«Un patto territoriale per i prodotti Dop»

Plinio Vanini, imprenditore dell’azienda Fiorida di Mantello, premiato alla Festa delle imprese lancia un monito per le piccole produzioni: «Rischiano di scomparire, insieme con storia, cultura e paesaggi»

Sondrio

«Delle eccellenze locali non si può solo parlare: bisogna renderle possibili. E per farlo servirebbe, innanzitutto, un patto territoriale che garantisca il consumo dei prodotti locali, unico vero presidio dell’identità delle nostre valli, e che porti le istanze della montagna all’attenzione dei legislatori».

Parte da questa doppia consapevolezza Plinio Vanini, imprenditore della Fiorida, l’azienda agricola e agriturismo di Mantello premiata con la menzione speciale alla” Festa delle imprese” di Sondrio per la sua attenzione alla sostenibilità, per lanciare un monito che è innanzitutto un allarme per il futuro dell’agricoltura di montagna.

Nella sala Martinelli della Camera di commercio il suo discorso ha assunto i toni di un’accusa diretta: «Le politiche europee, nella loro applicazione concreta, stanno progressivamente soffocando le piccole Dop e l’intero sistema agro-pastorale alpino». Una deriva che, secondo Vanini, non ha nulla di casuale.

«Le regole in vigore – spiega – favoriscono soltanto chi opera su larga scala, lasciando ai margini chi produce in quota, chi lavora con pochi capi, chi affronta costi strutturalmente più alti e una logistica ben più fragile».

Competere a mani legate Il quadro che esce è quello di un settore costretto a competere a mani legate.
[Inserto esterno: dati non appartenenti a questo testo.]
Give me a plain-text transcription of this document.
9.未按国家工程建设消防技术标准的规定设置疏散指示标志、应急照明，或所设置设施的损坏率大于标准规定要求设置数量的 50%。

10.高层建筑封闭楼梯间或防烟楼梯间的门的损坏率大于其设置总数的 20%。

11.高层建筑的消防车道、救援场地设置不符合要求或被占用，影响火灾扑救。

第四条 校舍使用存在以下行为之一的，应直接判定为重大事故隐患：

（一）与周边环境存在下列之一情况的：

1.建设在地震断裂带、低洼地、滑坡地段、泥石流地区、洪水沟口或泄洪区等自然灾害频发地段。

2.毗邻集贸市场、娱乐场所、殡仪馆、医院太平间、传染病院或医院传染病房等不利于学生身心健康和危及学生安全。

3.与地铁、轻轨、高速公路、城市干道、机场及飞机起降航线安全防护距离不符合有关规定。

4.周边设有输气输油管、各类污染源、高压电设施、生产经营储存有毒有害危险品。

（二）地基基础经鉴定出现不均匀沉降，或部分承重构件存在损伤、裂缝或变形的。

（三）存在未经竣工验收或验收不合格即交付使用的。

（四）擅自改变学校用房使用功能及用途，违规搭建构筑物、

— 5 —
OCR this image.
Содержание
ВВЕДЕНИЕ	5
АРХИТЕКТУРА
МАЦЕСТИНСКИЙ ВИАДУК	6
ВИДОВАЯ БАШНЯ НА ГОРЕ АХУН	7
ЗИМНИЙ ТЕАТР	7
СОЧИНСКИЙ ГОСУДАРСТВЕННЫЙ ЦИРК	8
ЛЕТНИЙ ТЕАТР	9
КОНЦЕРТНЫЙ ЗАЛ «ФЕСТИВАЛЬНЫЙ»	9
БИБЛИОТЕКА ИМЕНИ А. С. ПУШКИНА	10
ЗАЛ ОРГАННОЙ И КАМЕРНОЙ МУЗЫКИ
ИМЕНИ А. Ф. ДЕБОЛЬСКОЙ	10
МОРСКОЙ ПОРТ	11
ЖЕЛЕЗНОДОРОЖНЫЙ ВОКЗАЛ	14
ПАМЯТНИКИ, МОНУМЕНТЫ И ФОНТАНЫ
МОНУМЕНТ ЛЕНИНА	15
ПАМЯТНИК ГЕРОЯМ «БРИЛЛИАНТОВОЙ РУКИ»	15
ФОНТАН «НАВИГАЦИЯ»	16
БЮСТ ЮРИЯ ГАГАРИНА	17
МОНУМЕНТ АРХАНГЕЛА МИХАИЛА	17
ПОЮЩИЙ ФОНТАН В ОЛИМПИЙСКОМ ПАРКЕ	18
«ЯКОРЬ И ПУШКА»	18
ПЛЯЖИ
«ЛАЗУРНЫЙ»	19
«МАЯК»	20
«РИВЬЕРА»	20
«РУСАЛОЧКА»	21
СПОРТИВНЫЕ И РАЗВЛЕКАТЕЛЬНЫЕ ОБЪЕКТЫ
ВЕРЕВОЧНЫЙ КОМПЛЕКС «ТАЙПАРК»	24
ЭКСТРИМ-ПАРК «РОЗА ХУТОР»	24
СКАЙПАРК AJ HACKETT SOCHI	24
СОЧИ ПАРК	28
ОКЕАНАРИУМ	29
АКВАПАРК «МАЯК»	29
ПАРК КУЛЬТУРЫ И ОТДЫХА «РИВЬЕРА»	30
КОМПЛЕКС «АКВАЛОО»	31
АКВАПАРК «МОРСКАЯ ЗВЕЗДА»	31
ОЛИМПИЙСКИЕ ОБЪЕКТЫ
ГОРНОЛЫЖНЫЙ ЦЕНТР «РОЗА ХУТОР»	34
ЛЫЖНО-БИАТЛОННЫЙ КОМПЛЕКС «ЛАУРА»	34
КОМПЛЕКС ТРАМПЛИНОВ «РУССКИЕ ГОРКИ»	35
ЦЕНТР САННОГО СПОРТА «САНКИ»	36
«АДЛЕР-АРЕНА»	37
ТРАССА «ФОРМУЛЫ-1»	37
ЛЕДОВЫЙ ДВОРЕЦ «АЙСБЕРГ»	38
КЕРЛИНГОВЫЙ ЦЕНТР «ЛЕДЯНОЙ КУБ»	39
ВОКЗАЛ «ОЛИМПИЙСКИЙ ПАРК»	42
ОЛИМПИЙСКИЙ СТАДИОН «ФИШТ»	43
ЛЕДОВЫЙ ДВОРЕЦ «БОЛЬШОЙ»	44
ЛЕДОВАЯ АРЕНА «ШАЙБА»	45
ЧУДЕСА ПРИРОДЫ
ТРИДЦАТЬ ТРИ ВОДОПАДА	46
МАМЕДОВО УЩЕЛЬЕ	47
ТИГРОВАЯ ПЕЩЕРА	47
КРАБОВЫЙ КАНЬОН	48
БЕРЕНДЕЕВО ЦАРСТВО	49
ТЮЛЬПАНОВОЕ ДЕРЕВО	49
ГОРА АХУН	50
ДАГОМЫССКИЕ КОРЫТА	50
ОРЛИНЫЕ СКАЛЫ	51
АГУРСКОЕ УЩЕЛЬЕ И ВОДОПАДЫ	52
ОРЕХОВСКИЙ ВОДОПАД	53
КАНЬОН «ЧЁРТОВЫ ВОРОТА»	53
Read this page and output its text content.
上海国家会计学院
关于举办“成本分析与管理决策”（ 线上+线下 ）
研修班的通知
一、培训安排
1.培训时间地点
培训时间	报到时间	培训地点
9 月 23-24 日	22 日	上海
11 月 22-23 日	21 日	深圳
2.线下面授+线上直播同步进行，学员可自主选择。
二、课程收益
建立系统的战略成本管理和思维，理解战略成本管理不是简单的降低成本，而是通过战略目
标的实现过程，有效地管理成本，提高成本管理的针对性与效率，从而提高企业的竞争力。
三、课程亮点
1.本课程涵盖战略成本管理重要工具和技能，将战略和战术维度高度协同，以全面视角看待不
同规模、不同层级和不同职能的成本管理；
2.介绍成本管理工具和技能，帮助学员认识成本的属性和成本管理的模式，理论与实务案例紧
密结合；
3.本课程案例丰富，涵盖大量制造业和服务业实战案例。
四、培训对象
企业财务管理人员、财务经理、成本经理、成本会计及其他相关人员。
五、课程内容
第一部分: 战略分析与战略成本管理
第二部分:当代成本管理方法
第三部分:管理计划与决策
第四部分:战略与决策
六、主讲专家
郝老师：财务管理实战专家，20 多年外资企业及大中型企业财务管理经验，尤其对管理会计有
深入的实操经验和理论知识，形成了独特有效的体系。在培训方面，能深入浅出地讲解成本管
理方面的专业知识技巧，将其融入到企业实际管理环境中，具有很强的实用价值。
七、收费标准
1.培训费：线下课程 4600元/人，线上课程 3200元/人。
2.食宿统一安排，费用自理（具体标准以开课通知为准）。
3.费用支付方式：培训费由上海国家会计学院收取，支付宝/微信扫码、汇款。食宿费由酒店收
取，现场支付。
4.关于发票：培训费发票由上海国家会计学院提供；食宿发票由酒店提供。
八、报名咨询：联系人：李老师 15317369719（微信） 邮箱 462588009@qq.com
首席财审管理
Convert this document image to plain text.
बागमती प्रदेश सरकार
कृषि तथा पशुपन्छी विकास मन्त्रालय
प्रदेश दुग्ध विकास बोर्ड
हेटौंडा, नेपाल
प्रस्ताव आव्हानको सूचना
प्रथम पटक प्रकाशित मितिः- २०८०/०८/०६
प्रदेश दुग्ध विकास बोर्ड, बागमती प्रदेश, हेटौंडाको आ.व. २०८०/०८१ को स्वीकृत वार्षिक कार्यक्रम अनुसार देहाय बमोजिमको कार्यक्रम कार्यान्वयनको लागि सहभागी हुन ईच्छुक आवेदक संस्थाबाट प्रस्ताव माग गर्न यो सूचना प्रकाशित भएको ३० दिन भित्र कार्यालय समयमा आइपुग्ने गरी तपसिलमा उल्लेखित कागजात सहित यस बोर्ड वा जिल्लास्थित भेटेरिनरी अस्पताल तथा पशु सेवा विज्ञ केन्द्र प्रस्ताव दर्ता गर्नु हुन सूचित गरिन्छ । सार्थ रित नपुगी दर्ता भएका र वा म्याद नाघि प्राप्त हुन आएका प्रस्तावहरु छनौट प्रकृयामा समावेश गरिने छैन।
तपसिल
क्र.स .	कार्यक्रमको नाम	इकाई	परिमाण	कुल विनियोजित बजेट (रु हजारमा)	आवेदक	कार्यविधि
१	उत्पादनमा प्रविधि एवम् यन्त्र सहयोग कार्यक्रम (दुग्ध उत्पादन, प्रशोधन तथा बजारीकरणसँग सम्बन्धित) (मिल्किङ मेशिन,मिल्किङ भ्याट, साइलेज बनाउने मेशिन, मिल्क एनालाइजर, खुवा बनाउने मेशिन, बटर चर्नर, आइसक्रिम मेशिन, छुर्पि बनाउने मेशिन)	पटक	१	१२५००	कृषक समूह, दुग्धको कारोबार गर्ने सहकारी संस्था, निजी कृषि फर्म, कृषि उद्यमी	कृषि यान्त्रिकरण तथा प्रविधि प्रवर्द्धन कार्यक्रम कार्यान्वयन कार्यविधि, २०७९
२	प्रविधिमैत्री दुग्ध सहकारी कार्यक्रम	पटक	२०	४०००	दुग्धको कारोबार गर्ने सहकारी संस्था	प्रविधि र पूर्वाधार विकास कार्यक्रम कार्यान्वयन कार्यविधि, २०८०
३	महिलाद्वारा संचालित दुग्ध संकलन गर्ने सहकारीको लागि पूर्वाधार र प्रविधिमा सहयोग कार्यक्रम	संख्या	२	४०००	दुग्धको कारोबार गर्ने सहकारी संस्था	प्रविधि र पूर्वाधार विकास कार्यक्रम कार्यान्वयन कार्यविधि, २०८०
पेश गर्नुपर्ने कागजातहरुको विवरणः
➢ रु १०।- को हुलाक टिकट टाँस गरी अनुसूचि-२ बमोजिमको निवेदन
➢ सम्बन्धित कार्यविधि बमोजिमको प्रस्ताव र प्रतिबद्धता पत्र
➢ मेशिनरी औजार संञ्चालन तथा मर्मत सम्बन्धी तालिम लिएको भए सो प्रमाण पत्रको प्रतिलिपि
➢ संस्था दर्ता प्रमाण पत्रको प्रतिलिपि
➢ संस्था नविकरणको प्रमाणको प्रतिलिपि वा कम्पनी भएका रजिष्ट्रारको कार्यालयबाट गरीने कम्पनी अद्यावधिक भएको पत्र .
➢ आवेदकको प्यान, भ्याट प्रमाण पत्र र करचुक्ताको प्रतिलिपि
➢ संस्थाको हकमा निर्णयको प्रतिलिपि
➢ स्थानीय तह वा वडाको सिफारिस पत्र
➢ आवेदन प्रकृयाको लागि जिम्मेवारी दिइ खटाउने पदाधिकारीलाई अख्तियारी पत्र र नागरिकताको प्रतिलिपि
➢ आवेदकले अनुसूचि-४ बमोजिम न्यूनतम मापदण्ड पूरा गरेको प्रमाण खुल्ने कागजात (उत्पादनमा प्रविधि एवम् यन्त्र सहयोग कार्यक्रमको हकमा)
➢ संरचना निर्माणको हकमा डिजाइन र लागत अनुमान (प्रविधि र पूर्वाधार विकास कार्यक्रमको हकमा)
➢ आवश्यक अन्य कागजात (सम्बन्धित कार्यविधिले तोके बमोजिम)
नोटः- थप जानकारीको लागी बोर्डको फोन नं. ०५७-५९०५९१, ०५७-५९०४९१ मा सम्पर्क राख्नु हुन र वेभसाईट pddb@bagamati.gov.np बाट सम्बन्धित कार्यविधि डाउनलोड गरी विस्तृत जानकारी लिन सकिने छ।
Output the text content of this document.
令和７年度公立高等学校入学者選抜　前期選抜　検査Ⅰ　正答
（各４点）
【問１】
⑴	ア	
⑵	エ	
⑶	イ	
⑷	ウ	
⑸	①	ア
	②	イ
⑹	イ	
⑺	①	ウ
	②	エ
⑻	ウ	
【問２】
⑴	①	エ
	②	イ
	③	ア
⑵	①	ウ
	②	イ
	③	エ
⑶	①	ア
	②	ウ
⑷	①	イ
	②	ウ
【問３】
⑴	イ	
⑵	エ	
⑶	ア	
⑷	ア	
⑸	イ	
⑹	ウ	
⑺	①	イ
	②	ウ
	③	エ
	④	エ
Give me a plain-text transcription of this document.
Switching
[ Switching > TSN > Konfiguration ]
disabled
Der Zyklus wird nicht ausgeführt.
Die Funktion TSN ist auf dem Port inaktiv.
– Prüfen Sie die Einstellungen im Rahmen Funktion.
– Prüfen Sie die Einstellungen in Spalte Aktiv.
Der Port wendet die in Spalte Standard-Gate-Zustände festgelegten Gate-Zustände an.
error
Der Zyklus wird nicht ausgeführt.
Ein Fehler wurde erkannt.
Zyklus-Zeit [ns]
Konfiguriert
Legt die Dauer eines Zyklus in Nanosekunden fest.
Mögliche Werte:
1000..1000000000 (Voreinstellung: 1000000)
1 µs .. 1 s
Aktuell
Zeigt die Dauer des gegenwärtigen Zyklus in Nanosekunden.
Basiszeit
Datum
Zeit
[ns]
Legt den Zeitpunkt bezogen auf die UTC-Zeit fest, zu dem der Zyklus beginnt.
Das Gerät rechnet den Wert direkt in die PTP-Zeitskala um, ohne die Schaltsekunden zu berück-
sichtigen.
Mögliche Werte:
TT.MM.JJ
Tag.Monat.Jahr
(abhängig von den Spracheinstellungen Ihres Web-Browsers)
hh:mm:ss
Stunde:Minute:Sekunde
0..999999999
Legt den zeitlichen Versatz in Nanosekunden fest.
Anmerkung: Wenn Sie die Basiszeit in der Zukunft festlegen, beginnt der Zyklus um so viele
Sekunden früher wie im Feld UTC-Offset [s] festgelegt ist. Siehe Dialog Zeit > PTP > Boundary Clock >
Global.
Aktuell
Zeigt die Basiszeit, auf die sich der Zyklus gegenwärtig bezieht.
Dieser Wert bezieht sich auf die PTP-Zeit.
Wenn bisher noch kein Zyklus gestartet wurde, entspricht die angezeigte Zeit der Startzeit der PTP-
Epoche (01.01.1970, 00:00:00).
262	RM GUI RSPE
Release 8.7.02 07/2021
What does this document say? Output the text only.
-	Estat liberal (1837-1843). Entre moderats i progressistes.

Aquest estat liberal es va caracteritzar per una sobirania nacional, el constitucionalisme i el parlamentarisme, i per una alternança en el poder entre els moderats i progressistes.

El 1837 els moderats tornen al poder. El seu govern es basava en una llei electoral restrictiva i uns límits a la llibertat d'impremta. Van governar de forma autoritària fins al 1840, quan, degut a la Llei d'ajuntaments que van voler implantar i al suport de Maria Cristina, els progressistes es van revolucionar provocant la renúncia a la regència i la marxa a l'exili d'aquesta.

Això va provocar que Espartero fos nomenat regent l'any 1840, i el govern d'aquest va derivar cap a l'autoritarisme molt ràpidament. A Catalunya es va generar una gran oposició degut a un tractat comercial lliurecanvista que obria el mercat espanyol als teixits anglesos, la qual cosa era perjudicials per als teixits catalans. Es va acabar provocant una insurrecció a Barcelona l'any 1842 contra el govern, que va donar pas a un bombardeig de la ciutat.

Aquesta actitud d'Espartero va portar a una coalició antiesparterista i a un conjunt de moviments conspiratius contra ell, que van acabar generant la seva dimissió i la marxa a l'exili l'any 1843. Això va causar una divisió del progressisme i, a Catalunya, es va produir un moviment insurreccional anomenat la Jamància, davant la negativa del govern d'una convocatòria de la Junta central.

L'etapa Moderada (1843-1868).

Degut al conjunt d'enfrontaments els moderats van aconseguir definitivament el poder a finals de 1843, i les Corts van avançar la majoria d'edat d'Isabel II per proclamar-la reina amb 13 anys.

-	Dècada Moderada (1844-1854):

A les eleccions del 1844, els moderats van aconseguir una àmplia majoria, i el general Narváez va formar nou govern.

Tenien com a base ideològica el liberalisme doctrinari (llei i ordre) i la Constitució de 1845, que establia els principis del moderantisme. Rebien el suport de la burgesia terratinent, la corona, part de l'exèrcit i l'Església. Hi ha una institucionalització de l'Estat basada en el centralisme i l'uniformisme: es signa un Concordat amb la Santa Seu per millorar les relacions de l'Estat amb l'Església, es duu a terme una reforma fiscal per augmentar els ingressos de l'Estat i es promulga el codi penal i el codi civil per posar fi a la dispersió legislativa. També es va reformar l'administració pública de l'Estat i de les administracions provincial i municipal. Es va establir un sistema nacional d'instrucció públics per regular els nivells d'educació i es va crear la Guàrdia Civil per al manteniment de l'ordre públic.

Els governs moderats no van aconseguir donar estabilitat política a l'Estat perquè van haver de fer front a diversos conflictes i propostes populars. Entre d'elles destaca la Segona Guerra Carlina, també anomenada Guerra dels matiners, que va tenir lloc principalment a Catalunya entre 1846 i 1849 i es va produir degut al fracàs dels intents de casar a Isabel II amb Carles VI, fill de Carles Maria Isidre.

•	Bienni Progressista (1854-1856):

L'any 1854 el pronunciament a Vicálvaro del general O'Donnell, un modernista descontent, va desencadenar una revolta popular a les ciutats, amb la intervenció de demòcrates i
L’agricoltura estensiva francese, così come quella intensiva della Pianura Padana, possono contare su infrastrutture, risorse e strumenti incomparabili.

La montagna, al contrario, parte da uno svantaggio sistemico e strutturale, «figlia povera» di entrambi i modelli.

Senza regole differenziate e senza supporti mirati, avverte Vanini, non ci sarà alcun futuro per gli alpeggi.

A dimostrare la fragilità dell’intero sistema è il caso del Bitto, una delle Dop più identitarie del territorio. Le normative che si profilano all’orizzonte - se applicate senza alcuna distinzione territoriale - imporrebbero la pastorizzazione del latte anche negli alpeggi più remoti, dove raggiungere una malga richiede ore di cammino e dove l’energia elettrica rappresenta spesso una conquista. «Vedete voi se metteremo i pastorizzatori nei calecc» la provocazione di Vanini. Il paradosso è evidente: adeguarsi alle norme significherebbe snaturare il prodotto e, insieme ad esso, l’intero patrimonio culturale e operativo che lo rende unico; non adeguarsi, al contrario, significherebbe uscire dal mercato.

«Gli interessi enormi dei grandi si contrappongono a quelli dei piccoli determinando la creazione di regole che spingono la produzione verso la massificazione – incalza Vanini – emarginando tutto quello che resta fuori fino all’annullamento. Questa politica scellerata dice chiaramente che sopravvive solo chi è grande, solo chi può fare industria».

L’abbandono della montagna Con le piccole produzioni di montagna scompaiono infatti secoli di storia, di tradizioni, di paesaggi plasmati dal lavoro dell’uomo. «L’abbandono della montagna non è mai frutto di una decisione individuale ricorda Vanini -, ma la conseguenza diretta dell’assenza delle condizioni per restare».

Per invertire questa traiettoria non bastano più iniziative isolate o appelli episodici.

Serve, sostiene Vanini, una reazione collettiva, un vero patto della montagna che unisca produttori, associazioni, istituzioni e cittadini attorno alla difesa di un modello agricolo che non può essere valutato soltanto attraverso il fatturato, perché il suo valore abbraccia la cultura, la storia, le radici e l’equilibrio stesso del paesaggio.

Nodo decisivo è anche quello del consumo. Un prodotto esiste davvero solo se trova spazio nelle scelte alimentari del territorio che lo produce.

Per questo Vanini insiste sulla necessità di un patto territoriale che garantisca il consumo locale dei prodotti locali, condizione indispensabile per mantenere in vita le filiere identitarie delle valli alpine.

Qualcosa, riconosce, è stato fatto, ma in modo insufficiente e discontinuo. «Senza un impegno stabile e strutturale, nessuna eccellenza può sopravvivere, perché le eccellenze non vivono di retorica: vivono di mercato e di comunità» conclude.